From here, I connected the black ground wire to ground pad from where I’d removed the choke. It’s the inner-front pad, but to be sure, I checked this using a multimeter and touching the leads to the pad and the G pad for the voltage regulator. The multimeter buzzed, indicating there was a low resistence connection between them. This pad is also somewhat hard to reach since it’s in a tight corner, so you may want to use a different ground. It doesn’t matter too much which one you use.

Next, I connected the red Vcc wire to the input pad of the fuse. That’s the back pad, close to one of the places where the metal chassis screws in. Be very careful to make sure that the exposed copper inside the red wire does not rest on this metal chassis, since that will lead to a short circuit and fry your USB cable and charger.

Finally, I bridged the input and output pads of the now-removed voltage regulator using a small piece of wire I cut out. Be careful when soldering this in, since it’s a small confined space. I was being not-very careful and burnt my thumb in the process.
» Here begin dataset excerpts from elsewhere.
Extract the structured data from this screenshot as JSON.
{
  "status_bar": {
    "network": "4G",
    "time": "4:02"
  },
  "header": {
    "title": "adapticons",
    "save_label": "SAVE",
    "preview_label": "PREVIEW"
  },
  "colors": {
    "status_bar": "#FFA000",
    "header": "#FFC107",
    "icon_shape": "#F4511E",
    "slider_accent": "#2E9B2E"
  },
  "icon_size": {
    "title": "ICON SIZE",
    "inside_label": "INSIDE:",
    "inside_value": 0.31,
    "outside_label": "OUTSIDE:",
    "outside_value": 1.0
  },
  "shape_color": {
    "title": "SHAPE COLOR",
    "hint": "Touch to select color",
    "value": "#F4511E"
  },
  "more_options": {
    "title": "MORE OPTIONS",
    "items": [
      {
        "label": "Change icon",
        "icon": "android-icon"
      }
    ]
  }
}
Once that’s all connected, plug the SNES into a TV, a insert a game cartridge and controller, and plug in a USB cable. Flip on the power and you may or may not see anything on the TV. I had to test the connections a lot since the version I wound up with was flaky and amateurish at first. But eventually I got it working stably and closed up the system.
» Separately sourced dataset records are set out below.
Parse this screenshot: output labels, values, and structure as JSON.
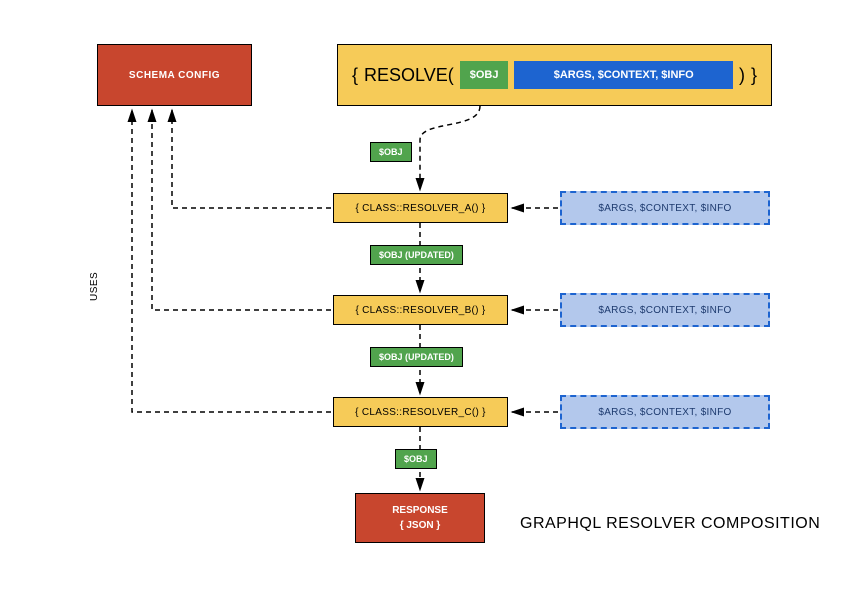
{
  "title": "GRAPHQL RESOLVER COMPOSITION",
  "schema_config": {
    "label": "SCHEMA CONFIG"
  },
  "resolve_bar": {
    "open": "{",
    "keyword": "RESOLVE(",
    "obj": "$OBJ",
    "params": "$ARGS,  $CONTEXT,  $INFO",
    "close_paren": ")",
    "close": "}"
  },
  "badges": {
    "obj1": "$OBJ",
    "obj2": "$OBJ (UPDATED)",
    "obj3": "$OBJ (UPDATED)",
    "obj4": "$OBJ"
  },
  "resolvers": {
    "a": "{  CLASS::RESOLVER_A()  }",
    "b": "{  CLASS::RESOLVER_B()  }",
    "c": "{  CLASS::RESOLVER_C()  }"
  },
  "side_args": {
    "text": "$ARGS,  $CONTEXT,  $INFO"
  },
  "response": {
    "line1": "RESPONSE",
    "line2": "{ JSON }"
  },
  "uses_label": "USES"
}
You may be wondering why I removed the choke, since most USB power supplies are switching, and thus may not provide the cleanest voltage—exactly the thing chokes are meant to clean up. Well, it was an accident. It was close enough to the burnt out portion of the power circuit that it got partially wrenched off when I removed the barrel connector, so removing it was the easiest way forward. I’m not sure if this has caused any problems for the SNES so far, but as a result I would recommend not using a cheap USB power supply to power the SNES. Apple’s, though more expensive, tend to be overengineered and thus may provide cleaner voltage. I don’t know for a fact if this is true, or if noisy voltage can cause a problem, but my Super Game Boy does not boot consistently and I suspect there’s a possibility this is related.

Finally, this has not been extensively tested and was a modification done by someone whose catch phrase in college was “I am not an electrical engineer” so I’d recommend only doing this modification if your SNES power circuit is already broken, or if you’re an electrical engineer who knows better what they’re doing than I do. That said, there is something neat and novel about running early-1990s technology off of signficantly more modern, and thus more convenient, means of powering electronics, although it’s also slightly comical to be powering something as physically large as a SNES off of something as tiny as USB micro-B.

Hopefully at some point an actual electrical engineer can pick up this work and write a better guide for converting TTL 5 volt game consoles, including the NES, to USB power. And maybe also providing a service to do it for you, since not everyone has a soldering iron handy.

And no, I’m not going to do a USB C version.